The reasons: Firstly, the weather conditions. Winds and temperatures hardly allow a crossing over the Mediterranean at this time of the year. In addition, the previous hotspot routes in the eastern and central Mediterranean are now being monitored more consistently than in previous years.

This is probably one of the reasons why the European border protection agency Frontex has come under criticism from the radical left these days. Their accusation: The border guards would carry out so-called pushbacks, especially in the Aegean Sea. This refers to operations in which migrant boats are pushed back across the EU's external border in EU waters without checking an asylum claim.

An accusation that the agency firmly rejects. The authority did not have any concrete evidence of this allegation. Intercepting migrant boats and asking them to change course is, however, covered by the EU regulation on the surveillance of the external sea borders.

Camp closed due to overcrowding
But while the current hotspot islands such as Lesbos in Greece or Lampedusa in Italy have now adjusted to the situation, the Canaries still lack the appropriate infrastructure to cope with this largest flow of migrants since 2006.

Another reason for the sudden rush: Due to the Covid pandemic and the associated restrictions, numerous Africans have lost their jobs and thus their income. Now they want to find new sources of income in the EU.

The local authorities are largely unprepared for this. The capacities to accommodate migrants are correspondingly small. A makeshift camp in the port of Arguineguin, a few kilometers from Maspalomas, was closed this week due to overcrowding.
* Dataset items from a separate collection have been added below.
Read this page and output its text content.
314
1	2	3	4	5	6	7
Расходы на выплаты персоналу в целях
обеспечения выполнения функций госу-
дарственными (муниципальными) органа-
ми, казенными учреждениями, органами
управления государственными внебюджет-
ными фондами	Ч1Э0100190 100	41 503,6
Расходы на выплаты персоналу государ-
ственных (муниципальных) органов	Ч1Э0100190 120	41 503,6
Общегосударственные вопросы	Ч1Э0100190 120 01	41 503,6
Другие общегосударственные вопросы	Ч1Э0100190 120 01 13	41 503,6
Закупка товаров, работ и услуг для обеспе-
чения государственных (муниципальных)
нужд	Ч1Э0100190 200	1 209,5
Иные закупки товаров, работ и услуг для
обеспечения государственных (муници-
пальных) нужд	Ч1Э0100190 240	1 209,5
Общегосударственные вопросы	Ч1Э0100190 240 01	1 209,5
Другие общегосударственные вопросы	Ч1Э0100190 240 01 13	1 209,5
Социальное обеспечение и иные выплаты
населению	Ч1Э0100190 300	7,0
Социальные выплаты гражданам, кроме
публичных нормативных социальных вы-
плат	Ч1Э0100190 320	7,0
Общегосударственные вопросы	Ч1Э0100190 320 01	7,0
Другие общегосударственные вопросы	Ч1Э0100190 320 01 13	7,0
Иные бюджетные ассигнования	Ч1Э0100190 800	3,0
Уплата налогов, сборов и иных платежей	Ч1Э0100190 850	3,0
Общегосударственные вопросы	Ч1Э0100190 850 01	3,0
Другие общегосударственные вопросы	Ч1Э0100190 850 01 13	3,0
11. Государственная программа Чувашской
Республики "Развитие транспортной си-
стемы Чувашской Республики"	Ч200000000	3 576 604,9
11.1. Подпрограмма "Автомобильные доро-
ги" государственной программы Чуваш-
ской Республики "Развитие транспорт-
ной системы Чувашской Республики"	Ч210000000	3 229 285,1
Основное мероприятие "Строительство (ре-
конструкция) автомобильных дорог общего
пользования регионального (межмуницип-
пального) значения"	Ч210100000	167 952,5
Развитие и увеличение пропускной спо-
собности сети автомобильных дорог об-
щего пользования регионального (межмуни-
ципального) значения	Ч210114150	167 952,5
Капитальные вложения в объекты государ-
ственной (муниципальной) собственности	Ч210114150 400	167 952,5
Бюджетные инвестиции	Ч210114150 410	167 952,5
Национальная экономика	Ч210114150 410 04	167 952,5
The migrants are now being accommodated in hotels that have been vacant due to the Corona crisis. One of them is the Hotel Waikiki in the tourist hotspot Playa del Inglés. A barrier blocks the way to the hotel entrance. In addition, security personnel guard the building. Black Africans stand and sit across the street, killing time. Other migrants sit on the balconies of their hotel rooms.

Local anger
A scene that brings highly explosive social tensions. "We can no longer pay for our houses and apartments and they are accommodated here free of charge in four-star hotels," complain locals in talks with a journalist from Junge Freiheit. On the weekends there are now regular protest rallies by the local population.

A situation whose explosiveness has not remained hidden from the local authorities. Several reception camps are currently being set up at high pressure in the military field. Far from the public eye and not accessible to them either. Which means that the migration crisis would once again be out of sight and therefore out of people's minds.

And while the socialist government of Spain officially declares that it does not want to move migrants to the mainland, in Gran Canaria the sparrows are already whistling that many of those who have illegally come into the country are already being flown out at state expense to relieve the Canary Islands and one thing above all to avoid: endangering the image of the archipelago as a safe holiday destination.